Leschziner alludes to the fact that synaesthesia tends to run in families, but stops short of a satisfying deep dive into the research on how synaesthesia is linked to genetically determined structural changes in the brain.
As well as chronicling the experiences of people like Valeria and James, who have experienced the world in unusual ways since birth, Leschziner explores cases of sensory alteration that have affected people following illness or injury. Each case reads like a short detective story, with puzzling symptoms pieced together from Leschziner’s perspective as their neurologist, supported by quotes from the individuals themselves.

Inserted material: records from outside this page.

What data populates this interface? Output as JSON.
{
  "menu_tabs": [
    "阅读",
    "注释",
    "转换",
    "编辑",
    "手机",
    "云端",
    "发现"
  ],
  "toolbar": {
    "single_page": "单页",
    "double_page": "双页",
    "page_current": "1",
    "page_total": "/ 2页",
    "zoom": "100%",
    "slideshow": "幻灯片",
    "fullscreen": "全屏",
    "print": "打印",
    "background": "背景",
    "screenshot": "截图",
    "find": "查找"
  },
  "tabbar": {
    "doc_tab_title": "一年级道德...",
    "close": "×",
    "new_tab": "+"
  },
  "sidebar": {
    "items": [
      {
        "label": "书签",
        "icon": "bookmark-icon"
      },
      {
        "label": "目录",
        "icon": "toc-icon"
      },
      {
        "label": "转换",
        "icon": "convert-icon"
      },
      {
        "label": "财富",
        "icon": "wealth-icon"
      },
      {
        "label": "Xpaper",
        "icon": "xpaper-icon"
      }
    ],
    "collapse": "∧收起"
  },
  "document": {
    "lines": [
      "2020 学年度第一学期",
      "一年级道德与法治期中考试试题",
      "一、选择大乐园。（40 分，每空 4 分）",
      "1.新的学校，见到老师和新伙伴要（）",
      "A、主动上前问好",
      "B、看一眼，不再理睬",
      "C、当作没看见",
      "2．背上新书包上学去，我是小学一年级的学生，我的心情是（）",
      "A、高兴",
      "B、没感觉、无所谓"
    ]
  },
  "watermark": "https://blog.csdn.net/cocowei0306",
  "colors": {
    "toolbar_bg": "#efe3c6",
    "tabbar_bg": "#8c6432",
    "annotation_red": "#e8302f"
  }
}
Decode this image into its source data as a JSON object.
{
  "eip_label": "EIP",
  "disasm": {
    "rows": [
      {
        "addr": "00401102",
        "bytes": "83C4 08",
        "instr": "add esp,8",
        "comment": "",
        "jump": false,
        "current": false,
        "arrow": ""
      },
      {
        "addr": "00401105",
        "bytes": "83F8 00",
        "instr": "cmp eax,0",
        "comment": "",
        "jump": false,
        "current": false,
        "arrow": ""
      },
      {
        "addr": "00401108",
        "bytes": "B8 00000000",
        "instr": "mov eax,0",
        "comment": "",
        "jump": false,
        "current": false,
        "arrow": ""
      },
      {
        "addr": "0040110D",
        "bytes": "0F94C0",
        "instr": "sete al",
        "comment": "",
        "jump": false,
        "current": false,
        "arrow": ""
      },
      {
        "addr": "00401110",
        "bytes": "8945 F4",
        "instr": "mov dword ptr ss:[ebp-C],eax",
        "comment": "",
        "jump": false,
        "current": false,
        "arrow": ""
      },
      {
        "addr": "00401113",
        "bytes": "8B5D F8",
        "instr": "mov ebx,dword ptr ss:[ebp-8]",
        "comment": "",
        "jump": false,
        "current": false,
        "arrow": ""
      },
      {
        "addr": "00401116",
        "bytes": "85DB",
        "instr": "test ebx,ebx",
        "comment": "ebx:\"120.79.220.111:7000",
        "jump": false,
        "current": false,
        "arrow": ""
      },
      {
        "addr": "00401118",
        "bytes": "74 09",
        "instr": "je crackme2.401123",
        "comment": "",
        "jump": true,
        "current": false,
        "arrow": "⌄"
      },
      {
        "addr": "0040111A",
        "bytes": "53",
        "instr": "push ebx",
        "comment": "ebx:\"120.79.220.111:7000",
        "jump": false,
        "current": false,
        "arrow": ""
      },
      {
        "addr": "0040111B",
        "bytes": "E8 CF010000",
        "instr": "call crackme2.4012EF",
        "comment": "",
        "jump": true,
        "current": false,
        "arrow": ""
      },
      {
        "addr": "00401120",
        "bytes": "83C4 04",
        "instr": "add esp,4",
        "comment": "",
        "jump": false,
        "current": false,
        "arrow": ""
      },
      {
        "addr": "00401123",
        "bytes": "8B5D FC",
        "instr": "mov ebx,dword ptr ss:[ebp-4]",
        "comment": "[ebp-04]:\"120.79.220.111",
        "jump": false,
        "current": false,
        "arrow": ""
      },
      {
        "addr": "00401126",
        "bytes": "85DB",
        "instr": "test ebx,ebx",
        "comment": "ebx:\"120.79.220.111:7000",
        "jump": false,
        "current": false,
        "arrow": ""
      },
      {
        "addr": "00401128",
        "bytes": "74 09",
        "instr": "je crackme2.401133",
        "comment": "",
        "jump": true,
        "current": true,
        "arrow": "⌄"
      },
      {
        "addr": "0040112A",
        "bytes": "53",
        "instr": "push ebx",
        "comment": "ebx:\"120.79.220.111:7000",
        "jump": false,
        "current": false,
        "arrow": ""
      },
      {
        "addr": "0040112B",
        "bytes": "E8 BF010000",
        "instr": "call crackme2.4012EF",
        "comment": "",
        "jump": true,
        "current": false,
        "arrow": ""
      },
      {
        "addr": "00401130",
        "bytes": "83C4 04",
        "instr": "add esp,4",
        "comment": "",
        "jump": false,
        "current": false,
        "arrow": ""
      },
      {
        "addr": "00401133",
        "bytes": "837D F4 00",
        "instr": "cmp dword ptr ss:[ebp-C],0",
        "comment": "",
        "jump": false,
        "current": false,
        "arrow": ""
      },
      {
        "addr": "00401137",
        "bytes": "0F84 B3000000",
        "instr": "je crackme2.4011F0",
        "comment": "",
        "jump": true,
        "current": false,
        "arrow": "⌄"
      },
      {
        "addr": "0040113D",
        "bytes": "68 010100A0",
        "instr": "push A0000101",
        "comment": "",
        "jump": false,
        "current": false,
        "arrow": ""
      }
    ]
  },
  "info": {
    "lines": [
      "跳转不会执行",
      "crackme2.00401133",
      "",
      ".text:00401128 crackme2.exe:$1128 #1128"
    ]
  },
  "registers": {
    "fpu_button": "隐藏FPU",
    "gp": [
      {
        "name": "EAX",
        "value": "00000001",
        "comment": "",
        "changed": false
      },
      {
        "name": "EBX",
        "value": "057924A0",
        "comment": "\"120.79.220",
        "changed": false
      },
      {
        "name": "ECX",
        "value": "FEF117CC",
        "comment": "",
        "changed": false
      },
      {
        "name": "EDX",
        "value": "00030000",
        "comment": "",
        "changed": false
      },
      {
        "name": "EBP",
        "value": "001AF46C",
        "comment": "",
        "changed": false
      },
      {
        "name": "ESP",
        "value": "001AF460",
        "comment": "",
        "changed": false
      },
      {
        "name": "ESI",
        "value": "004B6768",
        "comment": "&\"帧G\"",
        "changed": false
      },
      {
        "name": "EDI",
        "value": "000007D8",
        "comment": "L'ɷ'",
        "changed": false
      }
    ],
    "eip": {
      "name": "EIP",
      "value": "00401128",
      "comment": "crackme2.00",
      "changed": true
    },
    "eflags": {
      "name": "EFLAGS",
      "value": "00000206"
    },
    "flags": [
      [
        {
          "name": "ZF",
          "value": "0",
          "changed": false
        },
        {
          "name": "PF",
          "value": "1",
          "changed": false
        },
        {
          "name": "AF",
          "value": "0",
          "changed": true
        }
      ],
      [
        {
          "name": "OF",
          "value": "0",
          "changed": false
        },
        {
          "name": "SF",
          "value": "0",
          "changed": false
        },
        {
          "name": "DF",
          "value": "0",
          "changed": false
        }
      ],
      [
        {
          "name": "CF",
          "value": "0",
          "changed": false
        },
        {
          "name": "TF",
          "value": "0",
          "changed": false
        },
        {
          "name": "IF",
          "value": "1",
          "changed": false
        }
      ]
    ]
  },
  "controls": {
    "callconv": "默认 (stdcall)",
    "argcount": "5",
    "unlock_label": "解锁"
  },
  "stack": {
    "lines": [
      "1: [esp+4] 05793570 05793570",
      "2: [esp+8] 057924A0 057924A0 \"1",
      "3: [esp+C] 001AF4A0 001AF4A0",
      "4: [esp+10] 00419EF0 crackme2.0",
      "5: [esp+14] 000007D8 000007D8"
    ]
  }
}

We meet Alison, whose taste for trout while holidaying in Fiji led to a type of nervous system poisoning that reversed her sense of hot and cold. A sip of icy water now causes her lips to burn, while a warm shower feels freezing cold.
We encounter Nina, who lost almost all her sight after a bout of flu as a toddler caused damaging inflammation in her eyeballs. Starved of visual inputs from her eyes, her brain now hallucinates colourful shapes, cartoons and sometimes zombie faces. This is a condition called Charles Bonnet syndrome, which Nina finds distracting and sometimes upsetting, but is, she says, preferable to darkness.
“Each case of sensory alteration reads like a detective story, with puzzling symptoms pieced together”
Leschziner also meets Paul, who can’t feel pain due to a genetic mutation that affects his sensory nerves. He has had a lifetime of injuries caused by a low aversion to danger because he can’t feel the painful consequences of risky behaviour. This has led to so many bone and joint problems that his movement is restricted. Leschziner explores the emotional toll of the condition on Paul and his parents, who lost a 13-month-old daughter with the same condition after her sepsis went undetected because she wasn’t showing signs of distress.
This book is packed with examples of remarkable perception, but it doesn’t stop there. Leschziner also considers how our senses affect the way we all live our lives. Smell, for example, plays a role in our choice of partners in ways that have driven the evolution of our species. He also touches on more philosophical questions, such as how we know what the world is really like, given that we can’t say with any certainty that our experience of it is anything like that of other people.
Throughout the book, Leschziner makes it clear that every person’s reality is as valid as the next. There are, however, moments where he seemingly assumes that the reader experiences all five senses – and in the “normal” way. At other points, there is unnecessary repetition, which detracts from the message he is trying to get across.
Overall, though, Leschziner provides a thought-provoking journey through the fundamental role our senses play in our experience of life and punctures the illusion that our window on the world is the unflinching truth. The fact that it is anything but only makes it more magical.